The fourth card turned was a king of hearts, the last a six of spades. Stone had had two pair to go on and had not bettered at the draw.
Blackwell tossed down two bills and went away furious.
That night was like a good many that followed. Sam was at an impressionable age, inclined to be led by any man whom he admired. Curly knew that he could gain no influence over him by preaching. He had to live the rough-and-tumble life of these men who dwelt beyond the pale of the law, to excel them at the very things of which they boasted. But in one respect he held himself apart. While he was at the horse ranch he did not touch a drop of liquor.
Laura London’s letter was not delivered until the second day, for, though she had not told her messenger to give it to Sam when he was alone, Curly guessed this would be better. The two young men had ridden down to Big Tree spring to get quail for supper.
“Letter for you from a young lady,” Flandrau said, and handed it to Cullison.
Sam did not read his note at once, but put it in his pocket carelessly, as if it had been an advertisement. They lay down in the bushes about twenty yards apart, close to the hole where the birds flew every evening to water. Hidden by the mesquite, Sam ran over his letter two or three times while he was waiting. It was such a message as any brave-hearted, impulsive girl might send to the man she loved when he seemed to her to walk in danger. Cullison loved her for the interest she took in him, even while he ridiculed her fears.

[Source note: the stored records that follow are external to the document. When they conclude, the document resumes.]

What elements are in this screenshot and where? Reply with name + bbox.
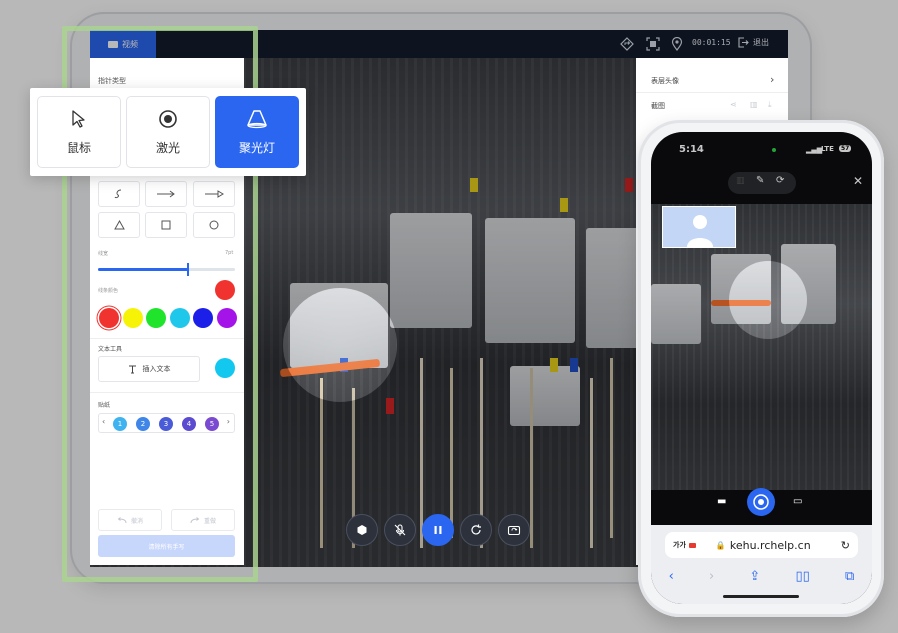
divider	[636, 92, 788, 93]
forward-icon[interactable]: ›	[709, 569, 714, 584]
pause-icon	[434, 526, 442, 534]
spotlight-circle	[729, 261, 807, 339]
trash-icon[interactable]: ▥	[736, 176, 745, 186]
wire	[610, 358, 613, 538]
spotlight-icon	[247, 109, 267, 128]
wire	[420, 358, 423, 548]
exit-button[interactable]: 退出	[738, 37, 769, 48]
share-icon[interactable]: ⇪	[749, 569, 760, 584]
signal-icon: ▂▄▆	[806, 146, 823, 154]
remote-avatar-tile	[662, 206, 736, 248]
spotlight-circle	[283, 288, 397, 402]
cursor-arrow-icon	[72, 109, 85, 128]
pause-button[interactable]	[422, 514, 454, 546]
person-icon	[687, 215, 713, 247]
phone-annotation-toolbar: ▥ ✎ ⟳	[728, 172, 796, 194]
home-indicator	[723, 595, 799, 598]
pointer-laser-button[interactable]: 激光	[126, 96, 210, 168]
refresh-icon[interactable]: ⟳	[776, 175, 784, 186]
network-type: LTE	[821, 145, 834, 153]
reload-icon[interactable]: ↻	[841, 539, 850, 552]
battery-level: 57	[839, 145, 852, 152]
recording-icon	[688, 542, 696, 548]
phone-status-bar: 5:14 ▂▄▆ LTE 57	[651, 132, 872, 168]
phone-screen: 5:14 ▂▄▆ LTE 57 ▥ ✎ ⟳ ✕ ▬ ▭ 가가 🔒 kehu.rc…	[651, 132, 872, 604]
contactor	[390, 213, 472, 328]
phone-shutter-button[interactable]	[747, 488, 775, 516]
close-icon[interactable]: ✕	[853, 174, 863, 188]
shutter-button[interactable]	[346, 514, 378, 546]
reader-label: 가가	[673, 541, 686, 549]
contactor	[651, 284, 701, 344]
contactor	[485, 218, 575, 343]
laser-dot-icon	[159, 109, 177, 128]
back-icon[interactable]: ‹	[669, 569, 674, 584]
mic-off-icon	[394, 524, 406, 536]
pointer-mouse-button[interactable]: 鼠标	[37, 96, 121, 168]
exit-icon	[738, 37, 749, 48]
url-text: kehu.rchelp.cn	[729, 538, 811, 552]
wire-cap	[470, 178, 478, 192]
pointer-type-popup: 鼠标 激光 聚光灯	[30, 88, 306, 176]
direction-icon[interactable]	[620, 37, 634, 51]
call-timer: 00:01:15	[692, 38, 731, 47]
lock-icon: 🔒	[715, 540, 726, 550]
wire-cap	[560, 198, 568, 212]
contactor	[510, 366, 580, 426]
switch-camera-button[interactable]	[498, 514, 530, 546]
folder-icon[interactable]: ▬	[717, 496, 726, 507]
avatar-layer-row[interactable]: 表层头像	[651, 76, 679, 86]
wire-cap	[386, 398, 394, 414]
mute-button[interactable]	[384, 514, 416, 546]
exit-label: 退出	[753, 38, 769, 47]
screenshot-row[interactable]: 截图	[651, 101, 665, 111]
wire	[450, 368, 453, 538]
aperture-icon	[357, 525, 367, 535]
mouse-label: 鼠标	[66, 140, 91, 155]
pencil-icon[interactable]: ✎	[756, 175, 764, 186]
download-icon[interactable]: ⤓	[768, 100, 772, 110]
url-bar[interactable]: 가가 🔒 kehu.rchelp.cn ↻	[665, 532, 858, 558]
scan-icon[interactable]	[646, 37, 660, 51]
pointer-spotlight-button[interactable]: 聚光灯	[215, 96, 299, 168]
chevron-right-icon[interactable]: ›	[770, 73, 774, 86]
tabs-icon[interactable]: ⧉	[845, 569, 854, 584]
location-icon[interactable]	[670, 37, 684, 51]
wire-cap	[625, 178, 633, 192]
wire	[590, 378, 593, 548]
laser-label: 激光	[155, 140, 180, 155]
refresh-icon	[471, 524, 481, 535]
aperture-icon	[753, 494, 769, 510]
browser-nav: ‹ › ⇪ ▯▯ ⧉	[651, 564, 872, 588]
switch-camera-icon	[507, 525, 521, 536]
phone-time: 5:14	[679, 144, 704, 155]
wire-cap	[550, 358, 558, 372]
camera-indicator	[772, 148, 776, 152]
wire-cap	[570, 358, 578, 372]
chat-icon[interactable]: ▭	[793, 496, 802, 507]
wire	[530, 368, 533, 548]
rotate-button[interactable]	[460, 514, 492, 546]
spotlight-label: 聚光灯	[238, 140, 275, 155]
share-icon[interactable]: ⋖	[730, 100, 737, 109]
wire	[320, 378, 323, 548]
trash-icon[interactable]: ▥	[750, 100, 758, 109]
bookmarks-icon[interactable]: ▯▯	[796, 569, 810, 584]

Presently the quails came by hundreds on a bee-line for the water hole. They shot as many as they needed, but no more, for neither of them cared to kill for pleasure.
As they rode back to the ranch, Curly mentioned that he had seen Sam’s people a day or two before.
Cullison asked no questions, but he listened intently while the other told the story of his first rustling and of how Miss Kate and her father had stood by him in his trouble. The dusk was settling over the hills by this time, so that they could not see each other’s faces clearly.
“If I had folks like you have, the salt of the earth, and they were worrying their hearts out about me, seems to me I’d quit helling around and go back to them,” Curly concluded.